Happy Git with R

Happy Git with R
Author

Kelly Nascimento Thompson

Published

February 2, 2023

Prompt:

git and Github are tools for helping with versioning of files in collaborative efforts as well as archiving entries for your future self. Unfortunately working with git isn’t always completely straightforward. Jenny Bryan’s book “Happy git and github with R” helps with that. The book is available from http://happygitwithr.com/. Have a look over the index and pick one of the chapters for a more in-depth read.

Write a blog post answering the following questions:

  1. Write a short (100-150 words) summary of the chapter you read in-depth.

Chapter 20 (“Repo, commit, diff, tag”) Git is a version control framework aiming to help developers who collaborate on big software projects. Repo or repositories are set of files that Git manages as they evolve. For new or existing projects, RStudio users are recommended to dedicate a local directory for it, create an RStudio project, and create a Git repository. By doing so, these applications will leave notes for themselves in hidden files or directories. When saving files, a commit is made, taking a snapshot of all files in the project instead of saving individual files. Diff is the set of differences between two file commits. One common practice in Git projects is writing a commit message each time a commit is made. These messages help colleagues understand recent changes made in the project. A tag is a name that represents the version of the project or references the last commit made.

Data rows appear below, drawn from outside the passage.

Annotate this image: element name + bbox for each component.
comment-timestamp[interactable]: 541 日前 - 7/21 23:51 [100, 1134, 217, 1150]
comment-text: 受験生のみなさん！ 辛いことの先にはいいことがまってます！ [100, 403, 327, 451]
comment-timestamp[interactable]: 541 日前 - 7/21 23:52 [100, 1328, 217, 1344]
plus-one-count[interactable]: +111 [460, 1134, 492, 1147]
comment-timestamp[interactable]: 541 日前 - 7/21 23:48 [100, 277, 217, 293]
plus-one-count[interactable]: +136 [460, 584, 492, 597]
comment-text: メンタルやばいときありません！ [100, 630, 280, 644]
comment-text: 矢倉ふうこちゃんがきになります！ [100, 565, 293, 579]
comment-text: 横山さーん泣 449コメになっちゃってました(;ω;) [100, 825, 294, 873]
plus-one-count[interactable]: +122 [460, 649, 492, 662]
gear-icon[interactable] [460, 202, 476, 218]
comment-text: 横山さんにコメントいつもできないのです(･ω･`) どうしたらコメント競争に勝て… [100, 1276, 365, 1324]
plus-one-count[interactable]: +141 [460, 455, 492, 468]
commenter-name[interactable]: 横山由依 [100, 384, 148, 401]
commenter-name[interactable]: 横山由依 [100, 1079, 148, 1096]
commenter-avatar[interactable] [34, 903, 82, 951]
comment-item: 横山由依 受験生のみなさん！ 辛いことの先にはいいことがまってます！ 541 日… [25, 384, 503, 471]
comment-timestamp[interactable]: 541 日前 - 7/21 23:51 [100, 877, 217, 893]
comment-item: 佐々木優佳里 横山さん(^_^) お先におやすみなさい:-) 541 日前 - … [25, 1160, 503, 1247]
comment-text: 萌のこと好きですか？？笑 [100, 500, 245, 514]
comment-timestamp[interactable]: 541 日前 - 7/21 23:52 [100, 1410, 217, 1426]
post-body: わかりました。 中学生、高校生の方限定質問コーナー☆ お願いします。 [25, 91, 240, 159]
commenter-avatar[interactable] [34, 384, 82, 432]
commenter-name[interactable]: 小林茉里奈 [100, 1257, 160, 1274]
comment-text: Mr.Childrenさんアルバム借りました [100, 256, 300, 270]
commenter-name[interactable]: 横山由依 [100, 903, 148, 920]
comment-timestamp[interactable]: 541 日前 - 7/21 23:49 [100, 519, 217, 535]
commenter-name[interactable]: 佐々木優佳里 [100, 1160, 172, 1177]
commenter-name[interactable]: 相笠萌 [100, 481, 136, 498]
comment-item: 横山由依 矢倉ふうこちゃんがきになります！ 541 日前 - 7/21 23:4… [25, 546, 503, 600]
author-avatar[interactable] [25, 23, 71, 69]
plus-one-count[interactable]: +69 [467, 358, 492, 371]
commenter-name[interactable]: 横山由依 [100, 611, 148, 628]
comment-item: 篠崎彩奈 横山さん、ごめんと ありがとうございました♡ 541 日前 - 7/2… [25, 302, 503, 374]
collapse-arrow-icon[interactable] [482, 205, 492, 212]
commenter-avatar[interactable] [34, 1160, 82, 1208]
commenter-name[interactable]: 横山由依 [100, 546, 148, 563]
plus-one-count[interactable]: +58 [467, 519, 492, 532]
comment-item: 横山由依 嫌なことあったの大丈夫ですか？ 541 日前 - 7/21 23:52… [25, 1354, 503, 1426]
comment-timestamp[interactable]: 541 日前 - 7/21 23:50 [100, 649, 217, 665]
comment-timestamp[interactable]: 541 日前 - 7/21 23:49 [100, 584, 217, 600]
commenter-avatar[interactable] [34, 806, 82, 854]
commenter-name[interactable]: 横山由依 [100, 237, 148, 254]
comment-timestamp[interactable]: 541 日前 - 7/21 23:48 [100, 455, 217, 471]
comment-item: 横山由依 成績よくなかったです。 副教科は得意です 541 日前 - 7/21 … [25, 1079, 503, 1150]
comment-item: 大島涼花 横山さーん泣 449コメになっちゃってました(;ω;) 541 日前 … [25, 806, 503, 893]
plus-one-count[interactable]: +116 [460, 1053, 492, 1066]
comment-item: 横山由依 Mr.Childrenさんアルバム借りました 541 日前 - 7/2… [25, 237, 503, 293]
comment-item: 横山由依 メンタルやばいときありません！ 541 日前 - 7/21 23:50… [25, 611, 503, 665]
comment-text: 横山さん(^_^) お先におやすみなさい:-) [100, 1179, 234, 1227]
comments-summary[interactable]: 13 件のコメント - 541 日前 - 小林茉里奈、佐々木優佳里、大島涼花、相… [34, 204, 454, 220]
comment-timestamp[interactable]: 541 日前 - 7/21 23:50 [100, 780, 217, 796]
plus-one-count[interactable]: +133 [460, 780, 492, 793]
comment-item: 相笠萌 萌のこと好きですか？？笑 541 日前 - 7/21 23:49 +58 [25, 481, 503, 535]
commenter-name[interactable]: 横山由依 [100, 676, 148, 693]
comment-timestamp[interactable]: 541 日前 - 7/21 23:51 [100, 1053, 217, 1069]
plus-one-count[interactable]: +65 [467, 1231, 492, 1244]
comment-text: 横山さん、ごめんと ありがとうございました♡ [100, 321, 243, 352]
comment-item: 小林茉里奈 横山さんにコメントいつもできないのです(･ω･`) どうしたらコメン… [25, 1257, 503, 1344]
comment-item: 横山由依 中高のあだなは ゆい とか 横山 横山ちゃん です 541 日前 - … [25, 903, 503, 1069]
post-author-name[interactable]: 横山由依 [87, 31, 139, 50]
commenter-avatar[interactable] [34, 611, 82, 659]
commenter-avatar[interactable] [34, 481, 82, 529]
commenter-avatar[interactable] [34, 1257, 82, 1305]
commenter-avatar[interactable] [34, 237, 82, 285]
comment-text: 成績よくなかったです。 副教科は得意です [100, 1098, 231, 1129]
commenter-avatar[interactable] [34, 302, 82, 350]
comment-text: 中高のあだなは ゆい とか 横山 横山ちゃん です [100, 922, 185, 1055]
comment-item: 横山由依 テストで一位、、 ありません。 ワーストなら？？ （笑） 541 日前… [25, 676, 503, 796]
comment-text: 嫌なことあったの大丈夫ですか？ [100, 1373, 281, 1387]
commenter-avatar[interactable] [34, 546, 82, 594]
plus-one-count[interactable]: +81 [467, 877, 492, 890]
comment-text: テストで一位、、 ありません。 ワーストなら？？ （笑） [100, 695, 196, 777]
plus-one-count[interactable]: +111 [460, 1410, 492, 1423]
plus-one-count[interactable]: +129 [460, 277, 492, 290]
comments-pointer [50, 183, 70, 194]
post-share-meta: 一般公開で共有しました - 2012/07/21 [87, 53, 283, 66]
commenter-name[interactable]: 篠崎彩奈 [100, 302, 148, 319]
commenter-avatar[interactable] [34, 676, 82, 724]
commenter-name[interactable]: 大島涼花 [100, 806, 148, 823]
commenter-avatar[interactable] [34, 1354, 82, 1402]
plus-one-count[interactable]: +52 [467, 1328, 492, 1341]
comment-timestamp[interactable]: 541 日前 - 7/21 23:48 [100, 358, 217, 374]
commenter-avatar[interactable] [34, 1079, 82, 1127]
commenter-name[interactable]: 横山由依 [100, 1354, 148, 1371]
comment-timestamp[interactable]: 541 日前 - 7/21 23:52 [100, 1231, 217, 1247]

  1. Looking back at all of the team projects you have been involved in, describe the biggest mishap you had. Could that have been avoided using git? How?.

My research involves modeling soil erosion at the STRIPS sites (https://www.nrem.iastate.edu/research/STRIPS/). I get rainfall, runoff, and sediment field data for ground truth validation purposes from another research group. These daily measurements from 2016 to 2022 are saved in Excel files created from R scripts. The data includes column names such as “treatment, site, date, rainfall, and runoff.” When I filtered the data, I noticed the rainfall data was included under the treatment column, and they are not supposed to be there. I contacted the collaborator who handled the data and asked the reasoning behind it; he explained it was for graphing purposes, saying that he would add an updated file to the Cybox folder removing the rainfall data from the treatment column. Git could avoid this issue because we would have access to the scripts that generate such files, and I would not have to go to Cybox to download a new version of the field data. Thus, it is important to work in a version control system in a case like this, where files are updated every year.

  1. Give an example of one new git feature that you learned about from Jenny Bryan’s book..

I followed the steps on Chapter 11 - “Connect to GitHub”. I created a new repository on github.com and cloned the repo to my local computer using the Git Bash shell. Following the book instructions I was able to change my working directory, list its files, and display the README file. I also installed GitHub Desktop and cloned repos from github.com. I tested by cloning Blog 1 to my computer.